Tendons and ligaments are known to experience orientation dependent changes to their T2* value [27,28,29,30]. As such, it is important that whenever T2* is measured in these tissues to consider the orientation of the tissue with respect to B0. In this study, because subjects were all imaged with a standard knee coil, setup and positioning of the knee was relatively consistent. No differences in orientation of the femoral and tibial intra-bone grafts between the two time points were observed, suggesting that any measured changes in these regions were not affected by the magic angle effect. Conversely, the intra-articular graft was closer to the magic angle at the 6-month time point (~ 35°) than at the 3-month time point (~ 32°), causing the measured \( {T}_{2s}^{\ast } \) values at the second timepoint to be biased towards higher values. Meanwhile, we observed a decrease in \( {T}_{2s}^{\ast } \) in this region. This suggests that if the orientation of the intra-articular grafts were the same between the two time points, a greater decrease in \( {T}_{2s}^{\ast } \) would have been observed. Additionally, the femoral intra-bone grafts were closer to the magic angle than the tibial intra-bone grafts, consistent with the higher observed \( {T}_{2s}^{\ast } \) values in the femoral intra-bone grafts.

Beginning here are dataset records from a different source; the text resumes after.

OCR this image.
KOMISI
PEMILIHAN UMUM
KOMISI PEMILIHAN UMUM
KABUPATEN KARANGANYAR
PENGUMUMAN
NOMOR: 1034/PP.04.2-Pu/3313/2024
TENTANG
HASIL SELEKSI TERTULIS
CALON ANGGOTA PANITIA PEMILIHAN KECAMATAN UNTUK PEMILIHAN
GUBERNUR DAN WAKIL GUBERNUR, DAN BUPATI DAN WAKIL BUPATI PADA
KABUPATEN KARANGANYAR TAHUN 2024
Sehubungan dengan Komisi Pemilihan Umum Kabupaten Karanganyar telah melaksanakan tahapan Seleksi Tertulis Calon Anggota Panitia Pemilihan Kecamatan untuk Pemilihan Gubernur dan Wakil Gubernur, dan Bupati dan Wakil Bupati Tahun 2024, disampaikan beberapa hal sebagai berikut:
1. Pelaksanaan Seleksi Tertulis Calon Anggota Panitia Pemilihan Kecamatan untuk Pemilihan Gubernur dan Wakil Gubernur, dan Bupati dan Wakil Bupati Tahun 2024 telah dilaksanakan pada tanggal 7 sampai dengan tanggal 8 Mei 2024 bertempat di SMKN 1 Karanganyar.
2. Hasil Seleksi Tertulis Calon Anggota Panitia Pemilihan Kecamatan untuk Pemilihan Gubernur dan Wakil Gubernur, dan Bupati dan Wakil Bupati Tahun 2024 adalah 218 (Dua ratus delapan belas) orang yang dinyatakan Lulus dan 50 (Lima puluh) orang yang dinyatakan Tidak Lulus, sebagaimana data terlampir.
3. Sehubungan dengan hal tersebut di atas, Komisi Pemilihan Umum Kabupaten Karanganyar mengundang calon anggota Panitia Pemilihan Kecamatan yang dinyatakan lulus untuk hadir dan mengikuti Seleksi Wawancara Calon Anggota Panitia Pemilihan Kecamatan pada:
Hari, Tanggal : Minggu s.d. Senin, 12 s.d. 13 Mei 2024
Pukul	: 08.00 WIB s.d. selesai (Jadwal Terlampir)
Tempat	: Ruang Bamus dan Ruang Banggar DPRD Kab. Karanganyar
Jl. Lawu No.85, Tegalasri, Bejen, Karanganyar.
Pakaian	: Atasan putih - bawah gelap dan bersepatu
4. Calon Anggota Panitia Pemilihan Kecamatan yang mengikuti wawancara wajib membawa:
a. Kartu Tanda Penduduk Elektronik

One of the limitations of our study is the lack of histological confirmation of graft healing. However, obtaining histological specimen or performing arthroscopy at multiple timepoints in noncomplicated patients is impractical, and the surgeons performed systematic clinical assessments during the entire recovery period. We are also limited by the small number of patients in this preliminary study, which provides low statistical power for he observed changes. Some of the longitudinal changes as observed in this study were on the scale of measurement uncertainties and may not reflect potential physiological changes. In addition, the time points of our longitudinal analysis might be insufficient to capture dramatic changes from ligamentization in humans. An earlier first timepoint around 1 month after surgery may detect the inflammatory phase and show a more dramatic change to the fast decay \( {T}_{2s}^{\ast } \) component. Furthermore, some human studies suggested that the end-point of ligamentization might be more than 1 year after surgery [40, 43] and the last time point may need to be extended. Another limitation of this study is the lack of \( {T}_{2l}^{\ast } \) quantification of the ACL graft, which may behave differently than native ACL or tendon. Although results from our numerical simulations and in vivo healthy volunteers demonstrated that the introduced estimation bias would be very small for high bound water fraction, this may not be the case during the final stage of ligamentization (> 1 year). In addition, the selection of TEs in this study was experimentally determined to achieve good quality of UTE images and reliable quantification of the short T2* component for native ACL. Further optimization on the number of acquisitions and TE values are needed to increase the robustness of the proposed method for ACL grafts.

Conclusion

This preliminary study has demonstrated the feasibility of applying the proposed abbreviated UTE MRI paradigm to quantitatively evaluate the fast decay \( {T}_{2s}^{\ast } \) component within a clinically feasible acquisition time for ACL graft reconstruction patients (~ 8 min). We observed longitudinal changes to the short T2* component of the ACL grafts, potentially due to graft healing processes such as ligamentization and tendon-to-bone healing. This method has the potential for wide-spread adoption of quantitative UTE for routine clinical evaluation of the short T2* component of various connective tissues.